A very cool op-ed piece from Atlantic Online, called Caring For Your Introvert, about that segment of the population which cherishes solitude. A fun quote:
Are introverts arrogant? Hardly. I suppose this common misconception has to do with our being more intelligent, more reflective, more independent, more level-headed, more refined, and more sensitive than extroverts. Also, it is probably due to our lack of small talk, a lack that extroverts often mistake for disdain. We tend to think before talking, whereas extroverts tend to think by talking, which is why their meetings never last less than six hours. "Introverts," writes a perceptive fellow named Thomas P. Crouser, in an online review of a recent book called Why Should Extroverts Make All the Money? (I'm not making that up, either), "are driven to distraction by the semi-internal dialogue extroverts tend to conduct. Introverts don't outwardly complain, instead roll their eyes and silently curse the darkness." Just so.How many times have I wished I could pop up and just say something like that in a meeting where someone is just yammering on and on and on?
The worst of it is that extroverts have no idea of the torment they put us through. Sometimes, as we gasp for air amid the fog of their 98-percent-content-free talk, we wonder if extroverts even bother to listen to themselves. Still, we endure stoically, because the etiquette books -- written, no doubt, by extroverts -- regard declining to banter as rude and gaps in conversation as awkward. We can only dream that someday, when our condition is more widely understood, when perhaps an Introverts' Rights movement has blossomed and borne fruit, it will not be impolite to say "I'm an introvert. You are a wonderful person and I like you. But now please shush."

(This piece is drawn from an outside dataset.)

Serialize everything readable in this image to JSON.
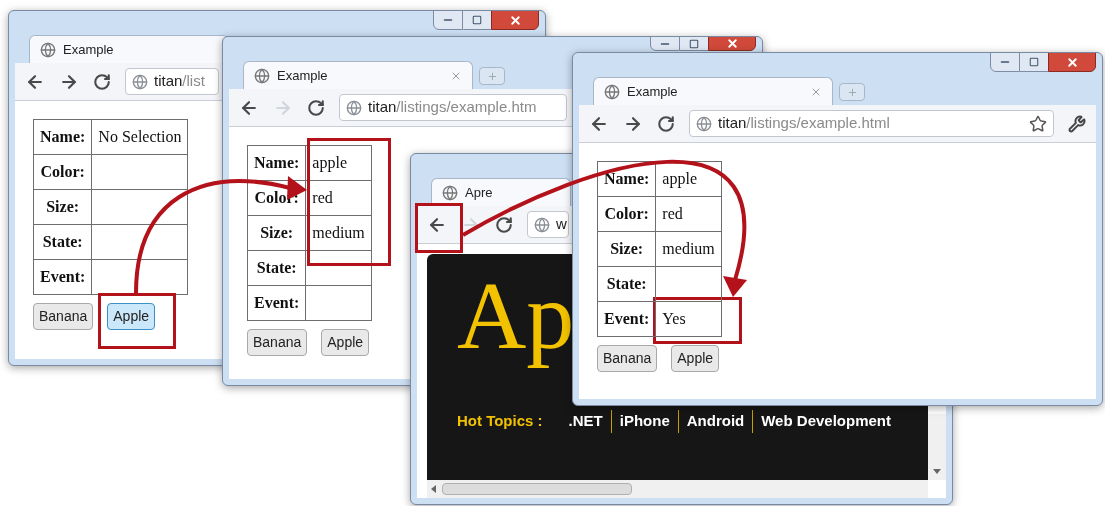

The notion of having to sit through a Sensitivity Training meeting, for example, makes me want to dive into a vat of hemlock-juice. First of all, I hate meetings. Second, I don't want to be more sensitive. I want everyone else to be LESS sensitive, so we can actually accomplish something instead of piddling around worrying about how someone FEELS. I don't CARE how you feel.
Okay, I do care.
[crickets chirping]
No, that's a lie. I really don't care. But I've learned how to pretend I do, because it helps me have friends and because I don't want to be a complete misanthrope.